No other developed nation on the planet would tolerate such shocking disparity between extraordinary wealth, and crushing poverty.
full article http://www.newsweek.com/alabama-un-poverty-environmental-racism-743601
Alabama Has The Worst Poverty In The Developed World, U.N. Official Reports
A United Nations official investigating poverty in the United States was shocked at the level of environmental degradation in some areas of rural Alabama, saying he had never seen anything like it in the developed world.
"I think it's very uncommon in the First World. This is not a sight that one normally sees. I'd have to say that I haven't seen this," Philip Alston, the U.N.'s Special Rapporteur on extreme poverty and human rights, told Connor Sheets of AL.com earlier this week as they toured a community in Butler County where raw sewage flows from homes through exposed PVC pipes and into open trenches and pits.
The tour through Alabama's rural communities is part of a two-week investigation by the U.N. on poverty and human rights abuses in the United States. So far, U.N. investigators have visited cities and towns in California and Alabama, and will soon travel to Puerto Rico, Washington, D.C., and West Virginia.
Despite these concerns, the Republican Party, which controls all three branches of the federal government, is on course to pass a tax bill before the end of the year that will increase the federal deficit by $1 trillion in 10 years--costs that the GOP says will be offset by reducing an already-weakened social safety net.

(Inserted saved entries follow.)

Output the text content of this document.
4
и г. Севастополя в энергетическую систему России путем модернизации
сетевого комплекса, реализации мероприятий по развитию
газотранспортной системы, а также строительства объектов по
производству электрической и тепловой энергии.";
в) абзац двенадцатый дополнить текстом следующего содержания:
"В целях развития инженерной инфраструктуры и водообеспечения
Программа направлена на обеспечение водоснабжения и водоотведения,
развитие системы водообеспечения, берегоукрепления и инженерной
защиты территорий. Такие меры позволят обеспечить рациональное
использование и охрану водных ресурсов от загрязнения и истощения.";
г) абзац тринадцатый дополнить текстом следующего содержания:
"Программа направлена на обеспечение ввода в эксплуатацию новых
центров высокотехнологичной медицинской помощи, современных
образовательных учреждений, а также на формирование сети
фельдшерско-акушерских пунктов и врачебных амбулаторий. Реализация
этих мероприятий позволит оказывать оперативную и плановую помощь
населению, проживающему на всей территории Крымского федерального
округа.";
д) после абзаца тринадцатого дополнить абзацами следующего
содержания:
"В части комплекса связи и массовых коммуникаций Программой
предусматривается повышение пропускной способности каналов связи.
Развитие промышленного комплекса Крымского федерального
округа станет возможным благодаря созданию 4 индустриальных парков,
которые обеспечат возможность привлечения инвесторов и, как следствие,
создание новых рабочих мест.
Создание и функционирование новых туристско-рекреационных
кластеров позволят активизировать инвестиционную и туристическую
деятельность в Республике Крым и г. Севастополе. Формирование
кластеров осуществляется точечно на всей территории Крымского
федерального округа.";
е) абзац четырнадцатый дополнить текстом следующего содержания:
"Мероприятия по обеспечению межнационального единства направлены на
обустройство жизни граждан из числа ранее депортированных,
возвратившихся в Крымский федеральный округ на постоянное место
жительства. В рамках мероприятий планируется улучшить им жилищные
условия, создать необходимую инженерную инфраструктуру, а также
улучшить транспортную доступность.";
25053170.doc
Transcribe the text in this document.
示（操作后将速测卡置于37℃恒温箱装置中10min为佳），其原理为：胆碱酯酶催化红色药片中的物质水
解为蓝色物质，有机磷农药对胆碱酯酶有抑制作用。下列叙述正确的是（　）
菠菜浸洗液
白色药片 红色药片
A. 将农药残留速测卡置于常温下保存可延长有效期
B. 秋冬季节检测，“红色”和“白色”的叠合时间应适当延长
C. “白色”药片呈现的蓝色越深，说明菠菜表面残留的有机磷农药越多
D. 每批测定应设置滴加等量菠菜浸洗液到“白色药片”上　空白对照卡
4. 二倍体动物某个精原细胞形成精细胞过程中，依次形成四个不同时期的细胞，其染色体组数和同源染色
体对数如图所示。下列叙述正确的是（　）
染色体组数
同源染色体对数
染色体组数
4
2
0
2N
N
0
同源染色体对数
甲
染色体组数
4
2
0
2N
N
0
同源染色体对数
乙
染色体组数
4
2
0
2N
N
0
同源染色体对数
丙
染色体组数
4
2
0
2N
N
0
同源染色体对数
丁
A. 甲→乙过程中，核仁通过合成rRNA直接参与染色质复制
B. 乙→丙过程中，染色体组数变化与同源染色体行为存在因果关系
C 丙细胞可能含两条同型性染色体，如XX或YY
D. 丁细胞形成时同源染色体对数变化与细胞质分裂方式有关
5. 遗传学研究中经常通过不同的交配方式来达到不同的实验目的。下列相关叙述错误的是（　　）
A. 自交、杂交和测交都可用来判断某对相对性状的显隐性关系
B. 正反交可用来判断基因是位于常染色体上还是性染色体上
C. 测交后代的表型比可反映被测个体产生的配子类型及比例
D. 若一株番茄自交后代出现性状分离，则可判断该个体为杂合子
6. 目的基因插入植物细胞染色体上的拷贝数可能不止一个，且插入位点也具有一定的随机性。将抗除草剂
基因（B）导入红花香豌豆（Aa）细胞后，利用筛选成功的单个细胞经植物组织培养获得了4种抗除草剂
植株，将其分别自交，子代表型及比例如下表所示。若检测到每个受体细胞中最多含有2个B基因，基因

For Alston, these political decisions are at the root of systemic poverty in the U.S.
“The idea of human rights is that people have basic dignity and that it’s the role of the government — yes, the government! — to ensure that no one falls below the decent level,” he said. “Civilized society doesn’t say for people to go and make it on your own and if you can’t, bad luck.”
“Politicians who say, ‘there’s nothing I can do about that’ are simply wrong,” Alston told WKMS 91.3.